We round rocky Angelica Point, take the stern of a large sailboat, and behold in awe the forest of masts that is Mattapoisett Harbor, wide open to Buzzards Bay with no obstructions; it is a sailboaters heaven.
I hail the launch service on channel 68. “We have plenty of moorings today.Take any vacant orange ball and call us when you get settled,” is their welcome answer. We choose one near the boatyard because it’s not in the way of the many vessels coming and going under sail, but also has great people watching potential, which is the real reason why we have two pairs of decent Nikon binoculars.
I love hooking up to moorings. It is free from the worries of anchoring, cheaper than a slip, and you can’t beat the privacy. But wait, there’s more! As an extra added bonus, your view changes with the wind.

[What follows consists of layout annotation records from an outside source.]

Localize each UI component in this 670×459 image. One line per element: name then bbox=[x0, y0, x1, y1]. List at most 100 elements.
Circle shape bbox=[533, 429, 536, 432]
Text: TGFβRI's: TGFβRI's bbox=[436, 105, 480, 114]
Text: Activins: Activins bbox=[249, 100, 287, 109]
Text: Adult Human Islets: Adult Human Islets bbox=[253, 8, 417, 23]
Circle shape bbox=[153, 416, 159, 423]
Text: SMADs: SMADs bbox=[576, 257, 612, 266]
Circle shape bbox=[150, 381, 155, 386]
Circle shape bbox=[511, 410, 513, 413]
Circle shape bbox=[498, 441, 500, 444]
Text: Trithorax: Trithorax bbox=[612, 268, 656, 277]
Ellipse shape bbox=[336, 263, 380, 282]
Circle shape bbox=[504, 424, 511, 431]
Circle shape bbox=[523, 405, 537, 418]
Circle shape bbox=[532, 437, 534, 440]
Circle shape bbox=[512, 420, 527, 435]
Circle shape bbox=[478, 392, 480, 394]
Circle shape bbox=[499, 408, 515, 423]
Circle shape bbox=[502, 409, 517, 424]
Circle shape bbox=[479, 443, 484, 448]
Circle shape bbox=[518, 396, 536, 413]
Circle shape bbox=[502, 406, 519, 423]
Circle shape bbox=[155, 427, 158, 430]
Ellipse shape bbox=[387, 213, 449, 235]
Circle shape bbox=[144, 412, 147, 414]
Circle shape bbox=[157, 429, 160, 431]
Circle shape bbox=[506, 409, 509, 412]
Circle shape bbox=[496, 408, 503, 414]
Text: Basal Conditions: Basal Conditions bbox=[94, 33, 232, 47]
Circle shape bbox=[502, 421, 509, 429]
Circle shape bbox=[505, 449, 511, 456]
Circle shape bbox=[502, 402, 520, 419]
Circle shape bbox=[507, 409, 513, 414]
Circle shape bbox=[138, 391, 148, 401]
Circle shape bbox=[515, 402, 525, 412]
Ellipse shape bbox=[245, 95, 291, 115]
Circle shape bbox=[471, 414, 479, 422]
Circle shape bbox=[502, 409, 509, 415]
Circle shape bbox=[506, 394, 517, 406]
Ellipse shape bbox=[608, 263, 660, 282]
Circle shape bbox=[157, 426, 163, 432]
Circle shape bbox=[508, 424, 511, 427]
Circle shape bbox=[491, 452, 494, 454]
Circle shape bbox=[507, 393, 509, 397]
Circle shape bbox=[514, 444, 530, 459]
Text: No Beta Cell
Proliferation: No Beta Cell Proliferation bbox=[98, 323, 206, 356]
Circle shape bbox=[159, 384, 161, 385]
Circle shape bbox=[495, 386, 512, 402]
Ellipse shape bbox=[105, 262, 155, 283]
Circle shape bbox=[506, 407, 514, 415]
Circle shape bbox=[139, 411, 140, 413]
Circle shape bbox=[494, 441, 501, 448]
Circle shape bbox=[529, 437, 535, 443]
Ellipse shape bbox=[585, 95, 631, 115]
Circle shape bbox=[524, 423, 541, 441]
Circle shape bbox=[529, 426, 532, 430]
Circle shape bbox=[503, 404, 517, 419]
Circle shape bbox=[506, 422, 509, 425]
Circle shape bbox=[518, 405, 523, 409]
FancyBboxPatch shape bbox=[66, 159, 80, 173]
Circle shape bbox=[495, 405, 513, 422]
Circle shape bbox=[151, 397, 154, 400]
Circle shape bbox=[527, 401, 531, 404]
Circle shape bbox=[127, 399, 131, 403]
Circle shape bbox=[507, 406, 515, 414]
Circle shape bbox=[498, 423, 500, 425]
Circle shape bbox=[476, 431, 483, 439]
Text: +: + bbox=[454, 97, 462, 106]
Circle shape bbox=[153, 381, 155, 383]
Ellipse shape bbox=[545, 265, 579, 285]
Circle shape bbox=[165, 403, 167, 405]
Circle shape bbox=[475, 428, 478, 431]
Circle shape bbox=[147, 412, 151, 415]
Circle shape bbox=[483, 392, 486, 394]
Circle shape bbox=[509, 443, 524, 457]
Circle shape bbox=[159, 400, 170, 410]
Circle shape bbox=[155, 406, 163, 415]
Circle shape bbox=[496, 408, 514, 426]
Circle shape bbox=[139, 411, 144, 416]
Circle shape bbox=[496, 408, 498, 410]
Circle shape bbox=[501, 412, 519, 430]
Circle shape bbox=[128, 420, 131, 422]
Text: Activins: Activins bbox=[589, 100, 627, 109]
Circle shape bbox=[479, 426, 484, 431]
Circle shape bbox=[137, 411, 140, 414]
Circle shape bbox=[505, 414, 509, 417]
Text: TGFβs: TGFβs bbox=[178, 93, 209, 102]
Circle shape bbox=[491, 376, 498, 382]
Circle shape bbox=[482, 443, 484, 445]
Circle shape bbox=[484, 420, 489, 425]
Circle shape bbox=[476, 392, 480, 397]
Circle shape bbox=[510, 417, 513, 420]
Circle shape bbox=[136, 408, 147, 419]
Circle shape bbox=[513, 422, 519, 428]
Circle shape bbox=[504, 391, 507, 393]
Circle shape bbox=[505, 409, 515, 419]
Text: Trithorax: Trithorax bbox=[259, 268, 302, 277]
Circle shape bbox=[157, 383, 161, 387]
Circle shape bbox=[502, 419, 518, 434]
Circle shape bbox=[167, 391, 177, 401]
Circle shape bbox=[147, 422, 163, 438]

I’m relaxing on the aft-deck, cold beer in hand. Our friendly dinghy Salty II gently rolls on the end of his long painter, then slowly nears closer and closer. Bump, bump, bump. His fine bow meets the swim platform. My guess is he’s lonely, or bored. We decide to take him out for a spin and have dinner at the Mattapoisett Inn. Last time we ate there, it was crowded and a bit formal, so I call to make a reservation and discover that it’s now called more plainly “THE INN” and has a more relaxed atmosphere. This is good because all I have on board is shorts and tee shirts: I can’t even find a pair of socks.
Salty finds his way to the dinghy dock, and like most dinghy docks these days, it’s an ocean of rubber. Fifteen years ago, when I had a mooring in Wells Harbor, Maine, I had the only inflatable dinghy. Gradually, over the years, inflatables got so popular that a hard dinghy like Salty is unusual.
Right behind the Town Wharf is “The Inn.” We have delicious homemade chips and dip for an appetizer. I order meatloaf, mashed potatoes and gravy, she the lobster roll. Everything arrives in a flash and the waitress is wicked friendly too. The food is great! I’m definitely comin’ back.
We take the long way back to Ginger Lee, slowly motoring with Salty through the large mooring field. We comment on every boat we pass, especially their names. If there is no name, we jokingly refer to it as, “a sad little unloved boat.” Why wouldn’t a person name his boat? I just don’t get it. Sometimes my wife and I will assign a boat a name, usually a descriptive one: Hot Rod Sea Ray (loud exhaust), or Aircraft Carrier (large deck popular with the seagulls), or Four Gullsweep Formula (self-explanatory).
Once, we were hanging out on our own mooring. A couple from a nearby mooring dinghied over to introduce themselves. I asked him the name of his boat and he said it didn’t have one. Imagine how surprised he was to discover that I had taken the liberty of naming his boat for him! I don’t recall how I came up with Affinity, but we’ve been calling it that for years.
The choppy afternoon waters have matured into a calming, early evening ripple. Thankfully, our view now includes Ned Point Light. From our comfy deck chairs we take it all in and reflect on the days event’s. I make a silent wish on the first star that blinks into my consciousness and it comes true immediately. I am right where I want to be.